Just because more people start making music or art doesn't mean you magically get proportionally more good music or art. The volume of new investing ideas usually means most of the new ideas will underwhelm, if not flat-out fail. This appears to have already been the case, since the ETF boom kicked into overdrive a few years back.

What  Will Cause the Next Stock Market Slide?

As we gear up to make some relatively minor changes to the Powerfund Portfolios, let’s take a brief look at the nature and potential causes of the next stock market slide, and rate them on a scale from 1 – 10, with 1 being very unlikely to cause the next fall and 10 being almost certain to cause the next fall. For longtime MAXfunds readers, this is sort of like our old Psychic articles, only in a summer release, because everybody knows that's the best time to put out good movies. Does 22 Jump Street come out in January? No, it doesn’t.

NOTE: This will be a two part series, with the second installment coming in mid-July! Don’t forget to sign up for email alerts for trade and article updates!

(Another) Real Estate Crash – 3

What? So soon? Stranger things have happened. When interest rates began to climb last year, mortgage origination shut up like a clam, although rates are still low and monthly payments quite reasonable compared to rents, unlike in 2006. Still, this real estate mini-boom is mostly about low interest rates making property ownership compare well to renting.

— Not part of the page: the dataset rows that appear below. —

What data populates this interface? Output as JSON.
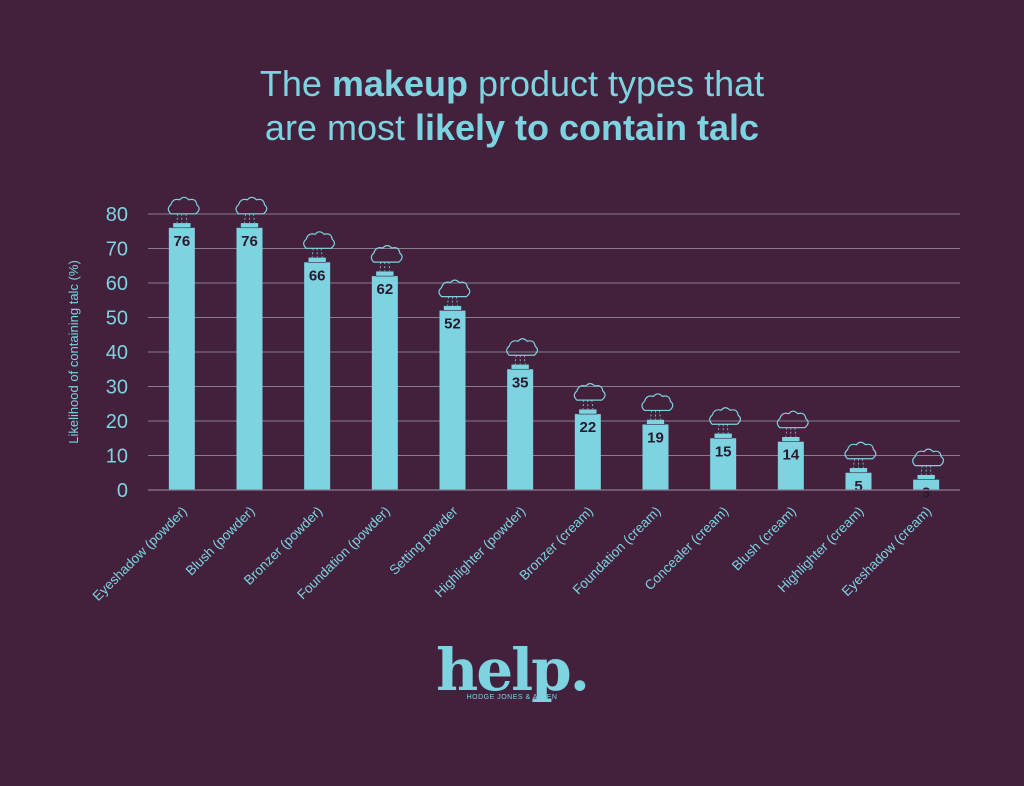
{
  "title": {
    "line1_pre": "The ",
    "line1_bold": "makeup",
    "line1_post": " product types that",
    "line2_pre": "are most ",
    "line2_bold": "likely to contain talc"
  },
  "logo": {
    "word": "help.",
    "subtitle": "HODGE JONES & ALLEN"
  },
  "colors": {
    "background": "#43213d",
    "accent": "#7dd3e0",
    "value_label": "#2a1a30",
    "grid": "#8a7c8f"
  },
  "chart_data": {
    "type": "bar",
    "title": "The makeup product types that are most likely to contain talc",
    "xlabel": "",
    "ylabel": "Likelihood of containing talc (%)",
    "ylim": [
      0,
      80
    ],
    "yticks": [
      0,
      10,
      20,
      30,
      40,
      50,
      60,
      70,
      80
    ],
    "grid": true,
    "categories": [
      "Eyeshadow (powder)",
      "Blush (powder)",
      "Bronzer (powder)",
      "Foundation (powder)",
      "Setting powder",
      "Highlighter (powder)",
      "Bronzer (cream)",
      "Foundation (cream)",
      "Concealer (cream)",
      "Blush (cream)",
      "Highlighter (cream)",
      "Eyeshadow (cream)"
    ],
    "values": [
      76,
      76,
      66,
      62,
      52,
      35,
      22,
      19,
      15,
      14,
      5,
      3
    ]
  }
}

If we get another crash, it won’t be like the last bubble, which didn't collapse because 30-year mortgage rates went up. It'll be because higher rates will adjust home prices down to keep the monthly payment the same. 

Real estate's like a long-term bond. It has a high duration, which is a measure of interest rate sensitivity. How high of a duration? With all other things being equal, a home should fall in price by about 10% for each 1% increase in 30-year mortgage rates.

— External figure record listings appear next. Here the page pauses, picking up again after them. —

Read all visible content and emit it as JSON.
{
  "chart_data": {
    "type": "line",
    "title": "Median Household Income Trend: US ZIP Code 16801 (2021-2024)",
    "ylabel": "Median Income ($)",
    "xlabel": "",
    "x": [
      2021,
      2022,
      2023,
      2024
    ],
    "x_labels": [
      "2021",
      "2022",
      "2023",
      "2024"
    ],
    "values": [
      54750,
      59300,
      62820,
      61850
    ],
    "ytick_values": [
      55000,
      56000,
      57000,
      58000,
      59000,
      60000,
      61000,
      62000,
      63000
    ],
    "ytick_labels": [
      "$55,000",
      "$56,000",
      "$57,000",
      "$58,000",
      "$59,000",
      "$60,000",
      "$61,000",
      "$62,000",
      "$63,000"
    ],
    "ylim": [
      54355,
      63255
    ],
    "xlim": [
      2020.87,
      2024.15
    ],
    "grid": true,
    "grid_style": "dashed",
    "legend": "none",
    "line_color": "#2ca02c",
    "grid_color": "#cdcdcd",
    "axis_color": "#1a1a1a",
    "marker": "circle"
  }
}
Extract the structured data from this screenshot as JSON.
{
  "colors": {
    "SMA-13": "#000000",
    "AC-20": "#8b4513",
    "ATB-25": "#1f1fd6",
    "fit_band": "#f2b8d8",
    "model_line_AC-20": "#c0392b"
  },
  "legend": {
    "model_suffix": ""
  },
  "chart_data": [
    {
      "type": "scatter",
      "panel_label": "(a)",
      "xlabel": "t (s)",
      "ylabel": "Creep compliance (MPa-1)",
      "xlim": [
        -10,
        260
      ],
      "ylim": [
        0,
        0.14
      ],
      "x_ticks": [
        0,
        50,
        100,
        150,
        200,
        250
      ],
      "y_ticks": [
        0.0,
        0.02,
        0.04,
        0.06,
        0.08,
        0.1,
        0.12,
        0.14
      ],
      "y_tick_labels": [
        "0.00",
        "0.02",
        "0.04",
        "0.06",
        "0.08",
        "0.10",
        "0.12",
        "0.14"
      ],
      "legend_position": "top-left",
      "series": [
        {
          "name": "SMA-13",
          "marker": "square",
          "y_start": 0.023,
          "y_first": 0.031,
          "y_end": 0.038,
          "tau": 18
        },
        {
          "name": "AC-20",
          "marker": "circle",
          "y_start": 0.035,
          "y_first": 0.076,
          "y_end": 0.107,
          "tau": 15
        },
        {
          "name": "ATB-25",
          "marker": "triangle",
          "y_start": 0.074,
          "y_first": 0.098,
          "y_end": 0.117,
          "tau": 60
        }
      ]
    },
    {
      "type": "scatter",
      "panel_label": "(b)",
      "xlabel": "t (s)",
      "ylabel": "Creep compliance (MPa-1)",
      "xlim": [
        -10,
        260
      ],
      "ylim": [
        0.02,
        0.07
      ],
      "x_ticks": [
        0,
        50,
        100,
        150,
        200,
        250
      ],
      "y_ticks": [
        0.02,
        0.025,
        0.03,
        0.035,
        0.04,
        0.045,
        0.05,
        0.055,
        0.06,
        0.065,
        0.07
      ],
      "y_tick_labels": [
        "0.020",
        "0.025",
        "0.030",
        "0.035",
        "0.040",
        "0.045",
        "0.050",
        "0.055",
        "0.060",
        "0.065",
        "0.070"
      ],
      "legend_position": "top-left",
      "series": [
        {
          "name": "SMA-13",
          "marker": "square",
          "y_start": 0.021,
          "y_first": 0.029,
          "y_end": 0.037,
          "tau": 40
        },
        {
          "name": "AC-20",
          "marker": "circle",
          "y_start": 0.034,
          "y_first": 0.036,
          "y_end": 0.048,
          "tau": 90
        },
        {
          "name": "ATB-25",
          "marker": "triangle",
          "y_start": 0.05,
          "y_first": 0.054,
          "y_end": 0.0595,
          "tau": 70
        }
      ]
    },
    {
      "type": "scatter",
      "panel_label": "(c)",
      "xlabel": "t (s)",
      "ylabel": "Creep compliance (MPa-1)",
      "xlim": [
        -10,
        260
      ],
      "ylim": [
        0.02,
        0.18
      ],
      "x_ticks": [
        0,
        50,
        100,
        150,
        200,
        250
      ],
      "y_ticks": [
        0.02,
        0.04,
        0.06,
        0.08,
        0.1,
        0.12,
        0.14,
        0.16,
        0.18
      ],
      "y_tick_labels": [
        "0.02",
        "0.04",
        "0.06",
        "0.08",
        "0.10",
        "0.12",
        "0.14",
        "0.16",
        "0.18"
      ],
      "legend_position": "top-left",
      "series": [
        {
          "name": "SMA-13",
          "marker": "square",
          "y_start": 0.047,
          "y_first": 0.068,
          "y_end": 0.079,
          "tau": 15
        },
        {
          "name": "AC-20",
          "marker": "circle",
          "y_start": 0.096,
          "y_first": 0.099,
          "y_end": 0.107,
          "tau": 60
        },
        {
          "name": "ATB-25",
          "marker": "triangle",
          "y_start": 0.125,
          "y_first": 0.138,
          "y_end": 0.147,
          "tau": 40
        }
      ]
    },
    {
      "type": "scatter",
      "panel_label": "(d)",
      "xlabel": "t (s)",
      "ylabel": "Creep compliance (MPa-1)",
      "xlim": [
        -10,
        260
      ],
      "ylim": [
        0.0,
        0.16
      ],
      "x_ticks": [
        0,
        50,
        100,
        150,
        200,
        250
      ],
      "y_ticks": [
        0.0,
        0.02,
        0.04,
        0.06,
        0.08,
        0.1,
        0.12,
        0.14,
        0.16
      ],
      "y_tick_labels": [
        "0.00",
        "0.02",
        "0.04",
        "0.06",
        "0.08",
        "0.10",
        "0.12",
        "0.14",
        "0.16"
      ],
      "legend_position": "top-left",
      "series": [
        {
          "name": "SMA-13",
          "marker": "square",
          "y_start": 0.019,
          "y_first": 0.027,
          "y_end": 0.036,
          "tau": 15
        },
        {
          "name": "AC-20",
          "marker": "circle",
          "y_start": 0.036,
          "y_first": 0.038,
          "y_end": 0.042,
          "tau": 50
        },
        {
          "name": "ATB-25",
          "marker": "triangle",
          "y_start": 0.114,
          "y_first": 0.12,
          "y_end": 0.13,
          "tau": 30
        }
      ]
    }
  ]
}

Investors seem comfortable with that risk, even buying with borrowed money, yet remain skittish about owning actual long-term bonds. Fortunately, (we hope) significantly higher rates don’t seem likely in the future.

Income Inequality – 5

Maybe I should stop reading  Capital in the Twenty-First Century, that hot summer beach read from French economist Thomas Piketty. Unlike most bestsellers, this one comes complete with economic formulas and graphs. If there are any murders (not including the French Revolution) or romantic interludes, than I haven’t gotten to the fun parts yet. So far, it’s a bit of a downer.

The danger to the economy here  isn’t so much the possibility that income inequality will collapse in on itself as an unsustainable economic situation, but more that the fixes being proposed might cause more problems than the problem itself. What’s worse than a New Gilded Age? An old Dark Age. 

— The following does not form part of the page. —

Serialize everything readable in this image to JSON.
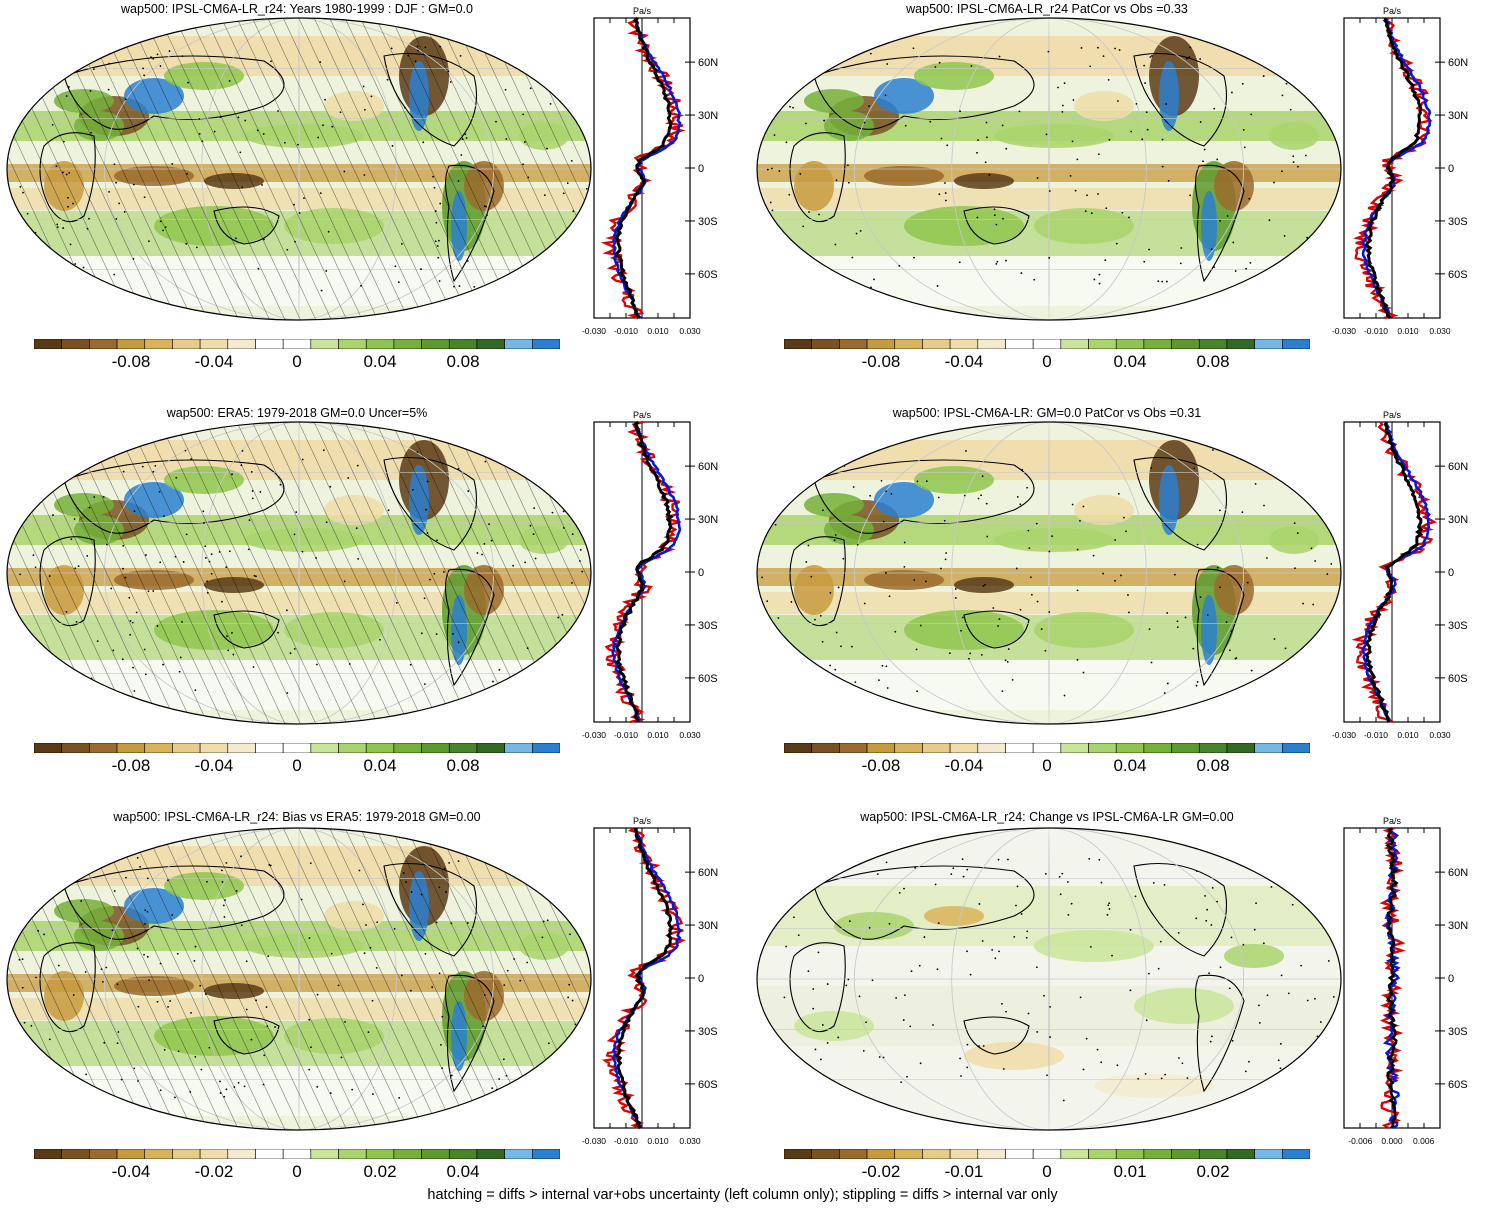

While Piketty points to the very long-term trend of inequality with capitalism, we’re also now in a time when millions and even billions can be earned for marginal effort or time invested, historically speaking. The latest in a long string of strange self-made multi-millionaires is the kid who posts edited videos of himself  playing video games and having fun on YouTube and earns (so says the WSJ) $4M a year. The flipside is that taxi companies, and ultimately, drivers, are one self-driving car invention and widespread Uber adoption away from being innovated out of a job.

Iraq/Russia/??? – 4

In Wall Street lingo, our investment in Iraq is underperforming. A few years ago, things seemed optimistic globally, what with the Arab springs and all. But while growing trouble can definitely hurt the stock market and the global economy in the shorter run, there don’t appear to be any situations that could end worse than Vietnam, which ultimately became a productive member of the global economy. There may be plenty of evil dictators in the wings, but none of them are sitting on a productive diversified industrialized economy like the one with which Hitler was able to finance endless expansion plans. Didn’t Ukraine and other expensive schemes already bankrupt the Soviet Union once?